20 Toen Petrus zich omkeerde, zag hij den leerling, dien Jesus liefhad, hen volgen; dezelfde namelijk, die bij de maaltijd aan zijn borst had gerust en gezegd had: Heer, wie is het, die U verraadt?
Peter, turning round, sees the disciple whom Jesus loved following, who also leaned at supper on his breast, and said, Lord, who is it that delivers thee up?
21 Toen Petrus hem zag, sprak hij tot Jesus: Heer; en hij dan?
Peter, seeing him, says to Jesus, Lord, and what [of] this [man]?
22 Jesus zeide hem: Indien Ik hem wil laten blijven totdat Ik kom, wat maakt dit uit voor u? Volg Mij!
Jesus says to him, If I will that he abide until I come, what [is that] to thee? Follow thou me.
23 Zo verspreidde zich het gerucht onder de broeders, dat deze leerling niet zou sterven. Maar Jesus had hem niet gezegd, dat hij niet sterven zou, maar: Indien Ik hem wil laten blijven tot Ik kom, wat maakt dit uit voor u?
This word therefore went out among the brethren, That disciple does not die. And Jesus did not say to him, He does not die; but, If I will that he abide until I come, what [is that] to thee?
24 Dit is de leerling, die hiervan getuigt, en dit heeft geschreven; en we weten, dat zijn getuigenis waarachtig is.
This is the disciple who bears witness concerning these things, and who has written these things; and we know that his witness is true.

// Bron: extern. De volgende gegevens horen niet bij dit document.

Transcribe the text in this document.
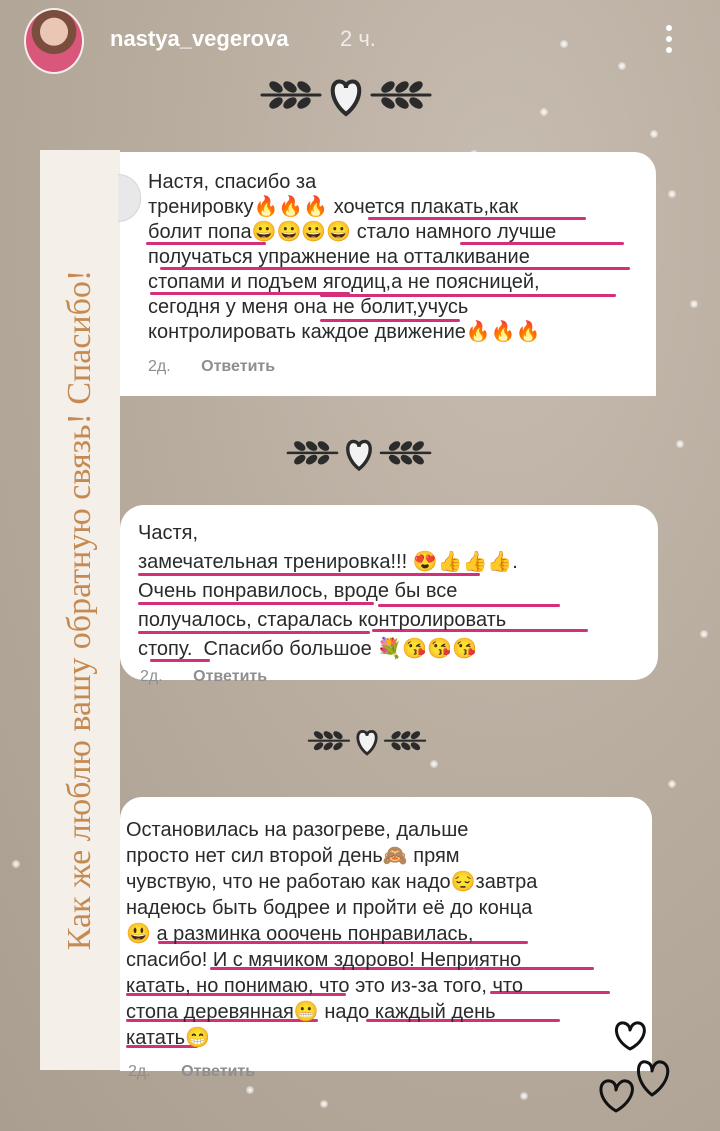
nastya_vegerova 2 ч.
Как же люблю вашу обратную связь! Спасибо!

Настя, спасибо за
тренировку🔥🔥🔥 хочется плакать,как
болит попа😀😀😀😀 стало намного лучше
получаться упражнение на отталкивание
стопами и подъем ягодиц,а не поясницей,
сегодня у меня она не болит,учусь
контролировать каждое движение🔥🔥🔥

2д. Ответить

Частя,
замечательная тренировка!!! 😍👍👍👍.
Очень понравилось, вроде бы все
получалось, старалась контролировать
стопу.  Спасибо большое 💐😘😘😘

2д. Ответить

Остановилась на разогреве, дальше
просто нет сил второй день🙈 прям
чувствую, что не работаю как надо😔завтра
надеюсь быть бодрее и пройти её до конца
😃 а разминка ооочень понравилась,
спасибо! И с мячиком здорово! Неприятно
катать, но понимаю, что это из-за того, что
стопа деревянная😬 надо каждый день
катать😁

2д. Ответить
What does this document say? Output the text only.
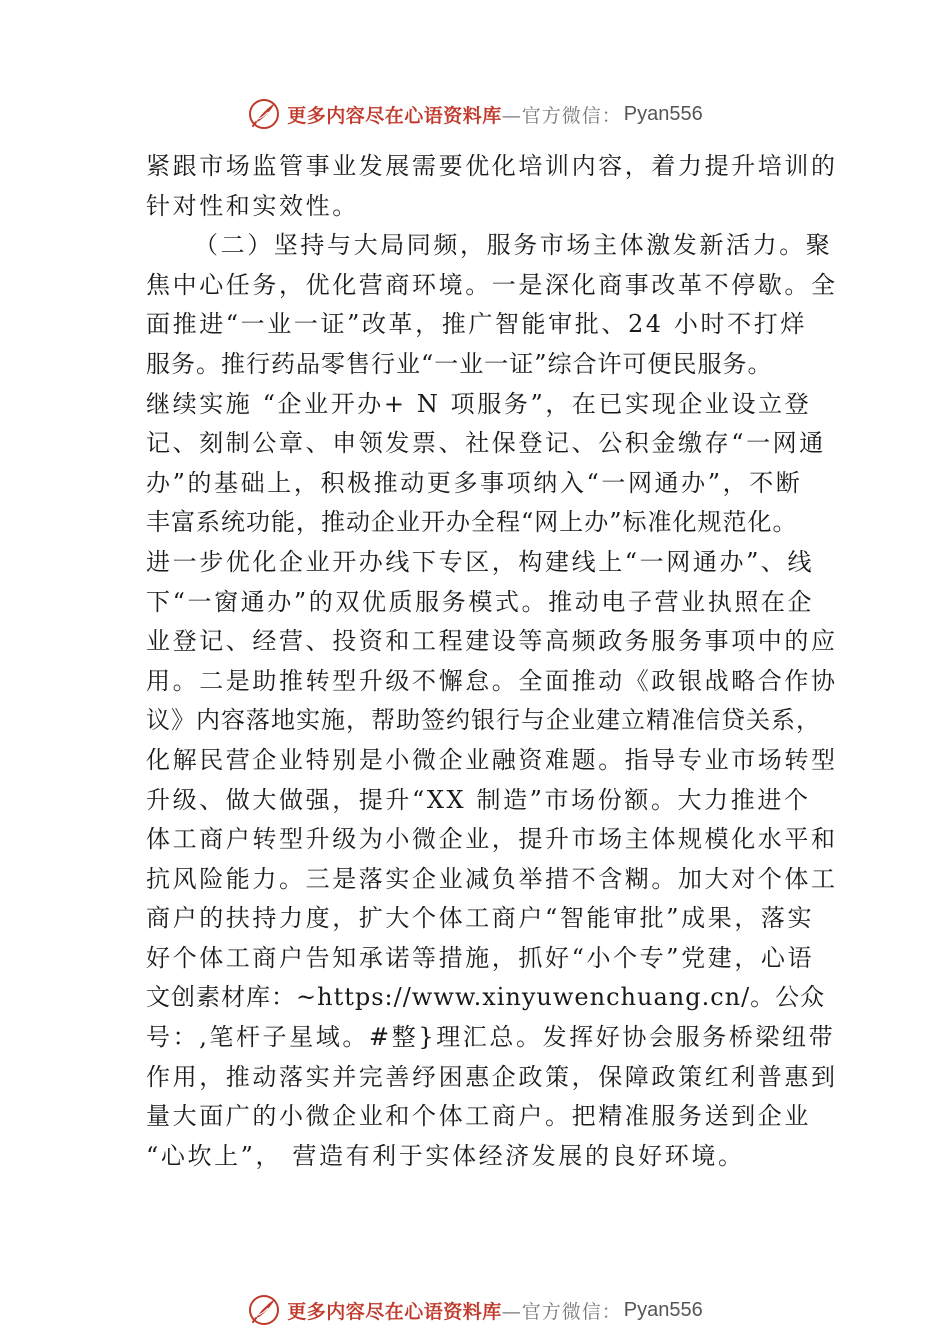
更多内容尽在心语资料库 —官方微信： Pyan556
紧跟市场监管事业发展需要优化培训内容，着力提升培训的
针对性和实效性。
（二）坚持与大局同频，服务市场主体激发新活力。聚
焦中心任务，优化营商环境。一是深化商事改革不停歇。全
面推进“一业一证”改革，推广智能审批、24 小时不打烊
服务。推行药品零售行业“一业一证”综合许可便民服务。
继续实施 “企业开办+ N 项服务”，在已实现企业设立登
记、刻制公章、申领发票、社保登记、公积金缴存“一网通
办”的基础上，积极推动更多事项纳入“一网通办”，不断
丰富系统功能，推动企业开办全程“网上办”标准化规范化。
进一步优化企业开办线下专区，构建线上“一网通办”、线
下“一窗通办”的双优质服务模式。推动电子营业执照在企
业登记、经营、投资和工程建设等高频政务服务事项中的应
用。二是助推转型升级不懈怠。全面推动《政银战略合作协
议》内容落地实施，帮助签约银行与企业建立精准信贷关系，
化解民营企业特别是小微企业融资难题。指导专业市场转型
升级、做大做强，提升“XX 制造”市场份额。大力推进个
体工商户转型升级为小微企业，提升市场主体规模化水平和
抗风险能力。三是落实企业减负举措不含糊。加大对个体工
商户的扶持力度，扩大个体工商户“智能审批”成果，落实
好个体工商户告知承诺等措施，抓好“小个专”党建，心语
文创素材库：~https://www.xinyuwenchuang.cn/。公众
号：,笔杆子星域。#整}理汇总。发挥好协会服务桥梁纽带
作用，推动落实并完善纾困惠企政策，保障政策红利普惠到
量大面广的小微企业和个体工商户。把精准服务送到企业
“心坎上”， 营造有利于实体经济发展的良好环境。
更多内容尽在心语资料库 —官方微信： Pyan556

25 Er is nog veel meer wat Jesus gedaan heeft; zo het stuk voor stuk werd beschreven, dan zou zelfs de wereld, dunkt me, de boeken niet kunnen bevatten, die er over te schrijven zijn.
And there are also many other things which Jesus did, the which if they were written one by one, I suppose that not even the world itself would contain the books written.